Source: Used with permission from the Esophageal Center at Northwestern University.
Viscous test swallows, solid test swallows, and a solid test meal have also been applied, with the reasoning that these bolus types more closely simulate the real‐life scenario than single small‐volume liquid swallows and increase the potential for symptom elicitation during the manometry test. Viscous and solid test boluses increase intrabolus pressures and related EGJ outflow pressures, giving them their greatest yield in detecting EGJ outflow obstruction [8, 88, 89]. Further, utilization of a standardized, solid test meal has been reported (English “pasty” or 200 g of soft rice meal). The IRP and contractile parameters such as the DCI and distal latency can be assessed during test meal swallows to assess for EGJ outlfow obstruction, hypercontractility, hypocontractility, and spastic contractions [90–92]. An IRP threshold of > 25 mmHg during the standardized test meal (using a Sierra‐vintage catheter) has been proposed as the threshold with which to identify EGJ outflow obstruction [90, 92, 93]. Symptoms were also reproduced during the standardized test meal, leaving open the possibility of symptom association with abnormal motility to support the clinical relevance of the finding [93].

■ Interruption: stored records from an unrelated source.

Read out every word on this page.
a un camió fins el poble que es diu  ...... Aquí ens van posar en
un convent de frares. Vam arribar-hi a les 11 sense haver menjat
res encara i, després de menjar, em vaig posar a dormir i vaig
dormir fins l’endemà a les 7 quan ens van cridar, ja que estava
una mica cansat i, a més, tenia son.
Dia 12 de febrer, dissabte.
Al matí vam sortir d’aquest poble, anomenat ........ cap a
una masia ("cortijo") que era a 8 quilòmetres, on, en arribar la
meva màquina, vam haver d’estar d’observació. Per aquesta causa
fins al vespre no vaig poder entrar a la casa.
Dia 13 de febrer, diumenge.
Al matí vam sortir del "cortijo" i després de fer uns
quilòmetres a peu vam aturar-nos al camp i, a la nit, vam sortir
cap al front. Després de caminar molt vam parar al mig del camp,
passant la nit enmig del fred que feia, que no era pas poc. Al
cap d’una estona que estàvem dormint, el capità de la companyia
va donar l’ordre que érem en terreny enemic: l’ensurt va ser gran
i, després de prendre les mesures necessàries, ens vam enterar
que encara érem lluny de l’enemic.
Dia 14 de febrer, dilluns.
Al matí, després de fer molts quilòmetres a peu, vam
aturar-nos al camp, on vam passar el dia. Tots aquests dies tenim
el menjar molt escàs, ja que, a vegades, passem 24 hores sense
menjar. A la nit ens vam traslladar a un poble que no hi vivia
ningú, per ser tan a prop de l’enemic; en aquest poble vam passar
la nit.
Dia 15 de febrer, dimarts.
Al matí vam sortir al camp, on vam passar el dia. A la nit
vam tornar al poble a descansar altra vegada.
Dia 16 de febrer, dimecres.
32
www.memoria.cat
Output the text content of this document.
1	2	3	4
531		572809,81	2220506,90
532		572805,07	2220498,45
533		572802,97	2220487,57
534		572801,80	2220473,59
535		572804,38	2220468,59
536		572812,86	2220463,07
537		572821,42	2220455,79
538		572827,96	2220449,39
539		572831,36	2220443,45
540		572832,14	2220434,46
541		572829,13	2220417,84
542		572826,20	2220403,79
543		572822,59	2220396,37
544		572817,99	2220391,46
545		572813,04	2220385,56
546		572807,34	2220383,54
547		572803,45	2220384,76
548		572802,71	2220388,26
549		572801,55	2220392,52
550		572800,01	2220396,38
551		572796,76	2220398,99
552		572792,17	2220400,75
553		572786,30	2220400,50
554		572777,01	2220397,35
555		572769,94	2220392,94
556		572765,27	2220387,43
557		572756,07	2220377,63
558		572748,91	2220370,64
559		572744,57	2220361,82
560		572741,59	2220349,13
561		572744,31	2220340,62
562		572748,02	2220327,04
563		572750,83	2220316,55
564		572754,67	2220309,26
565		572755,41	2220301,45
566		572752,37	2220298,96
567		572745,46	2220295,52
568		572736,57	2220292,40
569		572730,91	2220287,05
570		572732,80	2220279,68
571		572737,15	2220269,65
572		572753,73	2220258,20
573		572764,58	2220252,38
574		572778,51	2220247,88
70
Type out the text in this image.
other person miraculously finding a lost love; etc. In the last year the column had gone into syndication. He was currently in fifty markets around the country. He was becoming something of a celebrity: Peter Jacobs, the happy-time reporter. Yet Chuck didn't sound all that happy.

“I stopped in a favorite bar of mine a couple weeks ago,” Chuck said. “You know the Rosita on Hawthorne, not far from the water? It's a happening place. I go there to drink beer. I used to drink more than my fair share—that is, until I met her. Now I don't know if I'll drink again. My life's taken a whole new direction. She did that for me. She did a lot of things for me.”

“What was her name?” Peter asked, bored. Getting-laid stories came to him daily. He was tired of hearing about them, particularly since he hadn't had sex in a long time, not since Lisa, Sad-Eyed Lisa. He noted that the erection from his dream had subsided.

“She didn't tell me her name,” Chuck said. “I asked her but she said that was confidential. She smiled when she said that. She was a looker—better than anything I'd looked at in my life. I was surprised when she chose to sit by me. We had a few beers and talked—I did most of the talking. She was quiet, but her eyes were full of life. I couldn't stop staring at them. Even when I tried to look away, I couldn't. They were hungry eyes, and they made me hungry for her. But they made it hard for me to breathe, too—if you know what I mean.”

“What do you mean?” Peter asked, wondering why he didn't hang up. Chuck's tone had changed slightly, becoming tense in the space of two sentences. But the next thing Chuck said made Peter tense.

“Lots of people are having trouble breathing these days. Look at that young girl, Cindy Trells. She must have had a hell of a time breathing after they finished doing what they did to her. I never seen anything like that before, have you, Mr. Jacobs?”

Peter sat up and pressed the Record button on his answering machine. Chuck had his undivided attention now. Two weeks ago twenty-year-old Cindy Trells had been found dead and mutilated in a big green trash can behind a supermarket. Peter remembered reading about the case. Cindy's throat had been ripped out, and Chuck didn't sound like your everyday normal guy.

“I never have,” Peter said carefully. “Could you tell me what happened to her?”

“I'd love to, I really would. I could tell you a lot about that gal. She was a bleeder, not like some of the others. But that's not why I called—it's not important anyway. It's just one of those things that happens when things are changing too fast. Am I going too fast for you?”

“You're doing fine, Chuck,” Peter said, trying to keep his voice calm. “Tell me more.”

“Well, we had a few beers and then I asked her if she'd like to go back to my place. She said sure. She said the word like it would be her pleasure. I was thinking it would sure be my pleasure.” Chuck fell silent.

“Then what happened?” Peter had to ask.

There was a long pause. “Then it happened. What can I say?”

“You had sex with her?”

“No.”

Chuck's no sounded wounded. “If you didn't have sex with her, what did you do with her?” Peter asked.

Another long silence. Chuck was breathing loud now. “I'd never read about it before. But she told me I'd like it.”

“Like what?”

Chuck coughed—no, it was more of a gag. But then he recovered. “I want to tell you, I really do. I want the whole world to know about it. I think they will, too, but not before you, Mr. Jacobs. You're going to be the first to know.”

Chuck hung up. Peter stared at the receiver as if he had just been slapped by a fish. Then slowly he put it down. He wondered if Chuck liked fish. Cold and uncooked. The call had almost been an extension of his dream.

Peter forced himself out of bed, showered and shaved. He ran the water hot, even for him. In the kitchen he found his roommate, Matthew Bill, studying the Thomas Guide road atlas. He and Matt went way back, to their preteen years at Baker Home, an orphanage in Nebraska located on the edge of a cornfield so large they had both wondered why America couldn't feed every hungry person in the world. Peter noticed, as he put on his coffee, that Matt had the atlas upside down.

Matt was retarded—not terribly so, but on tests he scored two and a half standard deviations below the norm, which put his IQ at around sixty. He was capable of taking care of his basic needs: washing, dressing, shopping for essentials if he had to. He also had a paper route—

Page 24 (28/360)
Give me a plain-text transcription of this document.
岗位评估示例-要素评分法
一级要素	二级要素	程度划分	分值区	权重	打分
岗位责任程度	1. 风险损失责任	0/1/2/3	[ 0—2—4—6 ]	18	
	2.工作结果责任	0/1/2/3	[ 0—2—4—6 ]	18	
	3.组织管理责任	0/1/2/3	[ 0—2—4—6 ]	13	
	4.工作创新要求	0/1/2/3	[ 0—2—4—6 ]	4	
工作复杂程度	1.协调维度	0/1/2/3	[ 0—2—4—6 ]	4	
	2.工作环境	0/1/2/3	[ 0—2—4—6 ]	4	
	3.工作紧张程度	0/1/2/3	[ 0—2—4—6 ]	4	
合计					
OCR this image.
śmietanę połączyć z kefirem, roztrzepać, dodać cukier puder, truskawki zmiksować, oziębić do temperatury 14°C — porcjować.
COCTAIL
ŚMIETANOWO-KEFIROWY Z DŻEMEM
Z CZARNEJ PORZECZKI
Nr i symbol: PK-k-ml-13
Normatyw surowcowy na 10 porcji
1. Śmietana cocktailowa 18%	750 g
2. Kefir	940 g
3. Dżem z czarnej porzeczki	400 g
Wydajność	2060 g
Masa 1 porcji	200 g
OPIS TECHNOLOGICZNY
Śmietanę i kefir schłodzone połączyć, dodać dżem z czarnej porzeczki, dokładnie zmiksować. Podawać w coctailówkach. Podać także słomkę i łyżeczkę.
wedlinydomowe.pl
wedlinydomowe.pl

Overall, provocative maneuvers during HRM studies should be viewed as complementary rather than competitive to the standard, supine liquid swallow protocol that forms the basis of Chicago Classification diagnoses. Isolated abnormalities observed only with provocative tests may have uncertain clinical significance and should be interpreted with caution until their significance is demonstrated in longitudinal clinical outcome studies.
Conclusions
HRM and EPT provide for a detailed evaluation of esophageal motor function, facilitated by objective metrics applied for interpretation guided by a consensus‐generated classification scheme, the Chicago Classification. The standardized performance of HRM testing allows for reliable application of the Chicago Classification and generalization among clinical practices. Application of adjunct and provocative HRM maneuvers and potential incorporation of impedance with associated novel parameters may enhance future iterations of this scheme. However, such refinements of HRM/EPT analysis should be judged by their ability to detect specific clinical esophageal motility phenotypes directing specific clinical management strategies.